In den Jahren 2000 bis 2009 starben allein in 19 EU Staaten 76 000 Menschen im Alter zwischen 18 und 24 Jahren an den Folgen eines Verkehrsunfalls. Neigen junge Fahrer zu besonders riskantem Fahrverhalten? Oder fehlt Ihnen die nötige Erfahrung, um in kritischen Situationen richtig zu urteilen und angemessen zu reagieren? Das Institut für Arbeitswissenschaft untersucht mögliche Ursachen für das überproportional hohe Unfallrisiko junger Erwachsener.

In der bislang größten Studie, die jemals auf der Teststrecke der Universität der Bundeswehr München durchgeführt wurde, durchliefen rund 250 junge Fahrerinnen und Fahrer am 13. und 14. Oktober 2016 ein Fahrsicherheitstraining und bewerteten vor und nach dem Training ihr Verhalten in diversen Verkehrssituationen.

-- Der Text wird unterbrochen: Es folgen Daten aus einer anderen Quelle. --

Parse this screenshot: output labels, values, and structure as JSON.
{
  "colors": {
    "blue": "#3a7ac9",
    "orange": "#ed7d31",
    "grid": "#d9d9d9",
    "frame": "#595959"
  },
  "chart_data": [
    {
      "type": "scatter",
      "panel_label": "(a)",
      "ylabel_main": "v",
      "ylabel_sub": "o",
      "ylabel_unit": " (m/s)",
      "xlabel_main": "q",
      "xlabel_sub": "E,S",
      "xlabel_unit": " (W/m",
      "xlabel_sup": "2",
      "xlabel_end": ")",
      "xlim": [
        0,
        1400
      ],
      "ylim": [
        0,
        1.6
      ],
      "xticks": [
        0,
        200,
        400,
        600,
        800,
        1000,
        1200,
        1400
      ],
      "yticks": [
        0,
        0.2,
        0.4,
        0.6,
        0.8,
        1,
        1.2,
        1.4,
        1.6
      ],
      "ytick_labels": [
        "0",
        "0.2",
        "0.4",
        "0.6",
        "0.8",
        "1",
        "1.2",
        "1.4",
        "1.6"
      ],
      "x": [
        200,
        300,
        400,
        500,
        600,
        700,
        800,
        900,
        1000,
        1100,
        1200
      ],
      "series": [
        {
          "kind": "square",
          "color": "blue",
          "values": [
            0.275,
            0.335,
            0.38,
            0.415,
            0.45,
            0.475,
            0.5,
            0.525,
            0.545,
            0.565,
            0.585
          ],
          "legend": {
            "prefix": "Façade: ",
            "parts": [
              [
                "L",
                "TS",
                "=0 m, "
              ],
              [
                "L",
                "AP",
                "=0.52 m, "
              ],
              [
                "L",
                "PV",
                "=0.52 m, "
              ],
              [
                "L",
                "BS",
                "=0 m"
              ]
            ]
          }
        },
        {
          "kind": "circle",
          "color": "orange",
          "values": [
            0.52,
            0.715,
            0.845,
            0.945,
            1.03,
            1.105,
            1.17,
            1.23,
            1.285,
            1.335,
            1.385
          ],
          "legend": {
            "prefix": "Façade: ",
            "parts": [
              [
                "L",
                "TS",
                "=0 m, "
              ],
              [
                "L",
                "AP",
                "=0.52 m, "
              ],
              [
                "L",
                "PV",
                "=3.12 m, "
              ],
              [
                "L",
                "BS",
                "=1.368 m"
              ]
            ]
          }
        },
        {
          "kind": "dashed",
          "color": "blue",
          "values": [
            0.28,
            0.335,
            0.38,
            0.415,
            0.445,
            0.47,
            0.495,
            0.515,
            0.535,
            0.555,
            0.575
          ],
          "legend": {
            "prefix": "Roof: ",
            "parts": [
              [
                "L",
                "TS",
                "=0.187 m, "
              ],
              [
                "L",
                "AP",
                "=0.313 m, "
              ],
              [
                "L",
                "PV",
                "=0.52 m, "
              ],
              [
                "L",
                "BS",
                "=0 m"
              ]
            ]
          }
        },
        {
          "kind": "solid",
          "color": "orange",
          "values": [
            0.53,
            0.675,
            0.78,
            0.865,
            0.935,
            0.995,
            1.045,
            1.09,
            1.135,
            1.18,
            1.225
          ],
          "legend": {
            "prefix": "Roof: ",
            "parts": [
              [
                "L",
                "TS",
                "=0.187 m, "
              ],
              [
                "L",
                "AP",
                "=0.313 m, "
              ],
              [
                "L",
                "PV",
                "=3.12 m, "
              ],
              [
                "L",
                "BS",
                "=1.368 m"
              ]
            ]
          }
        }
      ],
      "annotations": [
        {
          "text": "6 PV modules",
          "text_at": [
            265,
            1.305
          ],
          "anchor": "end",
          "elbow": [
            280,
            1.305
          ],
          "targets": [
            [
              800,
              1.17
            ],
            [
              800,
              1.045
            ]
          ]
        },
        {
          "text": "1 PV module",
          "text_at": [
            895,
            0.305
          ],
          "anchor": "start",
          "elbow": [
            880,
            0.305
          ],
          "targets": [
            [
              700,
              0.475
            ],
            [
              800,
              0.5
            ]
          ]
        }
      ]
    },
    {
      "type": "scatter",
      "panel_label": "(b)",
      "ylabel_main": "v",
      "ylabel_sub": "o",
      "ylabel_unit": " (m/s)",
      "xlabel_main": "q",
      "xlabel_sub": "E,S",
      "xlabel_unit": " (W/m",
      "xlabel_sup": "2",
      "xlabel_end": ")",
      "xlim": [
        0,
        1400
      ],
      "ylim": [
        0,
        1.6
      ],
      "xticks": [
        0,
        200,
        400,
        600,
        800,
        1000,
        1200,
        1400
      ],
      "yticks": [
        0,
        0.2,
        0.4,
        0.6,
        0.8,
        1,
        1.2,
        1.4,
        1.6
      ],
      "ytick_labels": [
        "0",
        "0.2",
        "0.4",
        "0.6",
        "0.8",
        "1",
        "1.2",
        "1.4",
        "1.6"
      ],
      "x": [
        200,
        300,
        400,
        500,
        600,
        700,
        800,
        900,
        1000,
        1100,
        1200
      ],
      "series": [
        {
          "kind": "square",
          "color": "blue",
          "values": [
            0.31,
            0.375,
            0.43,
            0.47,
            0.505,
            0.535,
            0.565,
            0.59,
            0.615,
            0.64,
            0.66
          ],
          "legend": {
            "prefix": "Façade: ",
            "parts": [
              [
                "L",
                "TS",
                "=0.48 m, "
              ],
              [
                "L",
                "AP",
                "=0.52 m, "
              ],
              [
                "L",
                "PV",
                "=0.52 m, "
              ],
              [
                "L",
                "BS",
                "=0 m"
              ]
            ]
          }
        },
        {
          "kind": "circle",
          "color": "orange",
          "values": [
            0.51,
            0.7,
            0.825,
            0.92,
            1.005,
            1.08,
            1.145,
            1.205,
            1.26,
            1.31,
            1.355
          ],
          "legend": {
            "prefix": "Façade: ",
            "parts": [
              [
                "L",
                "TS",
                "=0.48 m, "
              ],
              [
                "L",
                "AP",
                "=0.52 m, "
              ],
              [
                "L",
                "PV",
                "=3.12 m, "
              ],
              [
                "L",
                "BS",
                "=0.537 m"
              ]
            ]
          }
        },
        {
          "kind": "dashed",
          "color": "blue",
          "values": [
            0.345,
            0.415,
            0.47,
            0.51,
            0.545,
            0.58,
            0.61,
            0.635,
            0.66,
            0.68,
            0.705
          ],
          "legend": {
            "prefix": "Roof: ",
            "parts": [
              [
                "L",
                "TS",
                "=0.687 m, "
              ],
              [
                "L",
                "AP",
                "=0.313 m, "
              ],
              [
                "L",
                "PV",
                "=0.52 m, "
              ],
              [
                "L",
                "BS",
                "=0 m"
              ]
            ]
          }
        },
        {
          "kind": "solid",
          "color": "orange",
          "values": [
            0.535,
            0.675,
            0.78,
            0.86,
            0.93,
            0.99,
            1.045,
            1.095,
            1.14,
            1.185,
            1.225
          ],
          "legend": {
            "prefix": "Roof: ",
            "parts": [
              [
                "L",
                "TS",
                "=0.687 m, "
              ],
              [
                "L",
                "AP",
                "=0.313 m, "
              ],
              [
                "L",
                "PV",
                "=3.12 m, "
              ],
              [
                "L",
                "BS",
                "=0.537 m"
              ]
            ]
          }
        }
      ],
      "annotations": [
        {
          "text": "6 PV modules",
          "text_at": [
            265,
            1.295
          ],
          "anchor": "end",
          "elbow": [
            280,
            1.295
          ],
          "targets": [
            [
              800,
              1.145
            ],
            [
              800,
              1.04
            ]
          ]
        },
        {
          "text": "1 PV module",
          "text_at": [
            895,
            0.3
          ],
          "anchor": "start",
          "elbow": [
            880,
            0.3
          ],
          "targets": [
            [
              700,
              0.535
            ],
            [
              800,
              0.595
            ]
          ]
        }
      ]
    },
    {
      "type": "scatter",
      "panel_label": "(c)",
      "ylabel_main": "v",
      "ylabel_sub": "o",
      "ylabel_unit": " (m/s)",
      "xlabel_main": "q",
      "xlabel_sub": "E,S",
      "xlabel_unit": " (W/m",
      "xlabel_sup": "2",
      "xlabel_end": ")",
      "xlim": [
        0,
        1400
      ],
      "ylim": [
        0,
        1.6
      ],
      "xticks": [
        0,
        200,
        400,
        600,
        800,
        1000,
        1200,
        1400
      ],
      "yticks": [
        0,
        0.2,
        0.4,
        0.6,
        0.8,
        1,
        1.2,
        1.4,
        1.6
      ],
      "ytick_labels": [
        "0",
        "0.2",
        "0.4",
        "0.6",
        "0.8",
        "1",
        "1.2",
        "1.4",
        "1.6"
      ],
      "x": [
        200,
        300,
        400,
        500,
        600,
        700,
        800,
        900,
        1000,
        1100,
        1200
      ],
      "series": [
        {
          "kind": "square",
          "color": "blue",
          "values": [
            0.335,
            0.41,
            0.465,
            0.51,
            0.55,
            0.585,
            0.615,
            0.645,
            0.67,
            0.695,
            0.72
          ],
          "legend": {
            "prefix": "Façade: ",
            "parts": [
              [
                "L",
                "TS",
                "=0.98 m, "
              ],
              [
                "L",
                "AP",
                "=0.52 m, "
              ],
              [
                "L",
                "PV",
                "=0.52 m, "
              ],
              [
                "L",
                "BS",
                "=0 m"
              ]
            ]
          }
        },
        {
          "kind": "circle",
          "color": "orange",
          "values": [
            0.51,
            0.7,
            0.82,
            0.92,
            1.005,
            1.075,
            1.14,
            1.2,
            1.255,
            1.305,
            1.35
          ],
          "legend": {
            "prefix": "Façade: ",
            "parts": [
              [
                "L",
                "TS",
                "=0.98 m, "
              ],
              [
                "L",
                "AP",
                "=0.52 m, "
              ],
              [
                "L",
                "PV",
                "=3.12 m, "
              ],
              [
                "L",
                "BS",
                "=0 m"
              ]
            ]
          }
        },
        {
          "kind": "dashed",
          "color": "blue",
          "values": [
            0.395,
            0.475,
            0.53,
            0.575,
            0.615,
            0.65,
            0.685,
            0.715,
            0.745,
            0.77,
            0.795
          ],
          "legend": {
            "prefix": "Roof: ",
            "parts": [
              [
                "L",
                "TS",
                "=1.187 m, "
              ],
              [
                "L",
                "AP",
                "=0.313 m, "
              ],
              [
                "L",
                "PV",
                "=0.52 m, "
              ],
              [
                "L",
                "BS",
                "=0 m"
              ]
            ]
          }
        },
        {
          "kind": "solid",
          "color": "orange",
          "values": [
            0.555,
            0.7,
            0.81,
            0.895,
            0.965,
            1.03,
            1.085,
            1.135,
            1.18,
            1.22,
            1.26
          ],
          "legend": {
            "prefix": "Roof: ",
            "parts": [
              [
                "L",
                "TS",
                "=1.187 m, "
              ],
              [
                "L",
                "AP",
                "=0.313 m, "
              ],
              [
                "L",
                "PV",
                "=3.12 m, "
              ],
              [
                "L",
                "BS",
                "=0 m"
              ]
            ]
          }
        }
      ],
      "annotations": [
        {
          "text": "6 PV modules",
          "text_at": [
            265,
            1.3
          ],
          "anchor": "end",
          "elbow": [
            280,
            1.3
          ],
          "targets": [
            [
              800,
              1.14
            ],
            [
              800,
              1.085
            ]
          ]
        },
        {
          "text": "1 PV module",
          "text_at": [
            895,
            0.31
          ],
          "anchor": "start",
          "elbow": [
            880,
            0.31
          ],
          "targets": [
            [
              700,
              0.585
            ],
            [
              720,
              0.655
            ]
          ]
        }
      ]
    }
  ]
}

Partner der Studie waren der Automobilkonzern Ford, das Trainernetzwerk Allegium GmbH sowie der Deutsche Verkehrssicherheitsrat (DVR). Auch zahlreiche Vertreter der Presse waren anwesend. 

Die Ergebnisse der Studie liefern wichtige Hinweise auf mögliche Ursachen für das hohe Unfallrisiko von jungen Fahranfängern und leisten einen wesentlichen Beitrag zur Entwicklung eines deutschsprachigen fragebogenbasierten Meßinstruments zur Erfassung riskanten Verhaltens im Straßenverkehr. Die Studie soll außerdem erste Anhaltspunkte liefern für die Entwicklung von Assistenzsystemen, die junge Autofahrer in riskanten Verkehrssituationen effektiv unterstützen.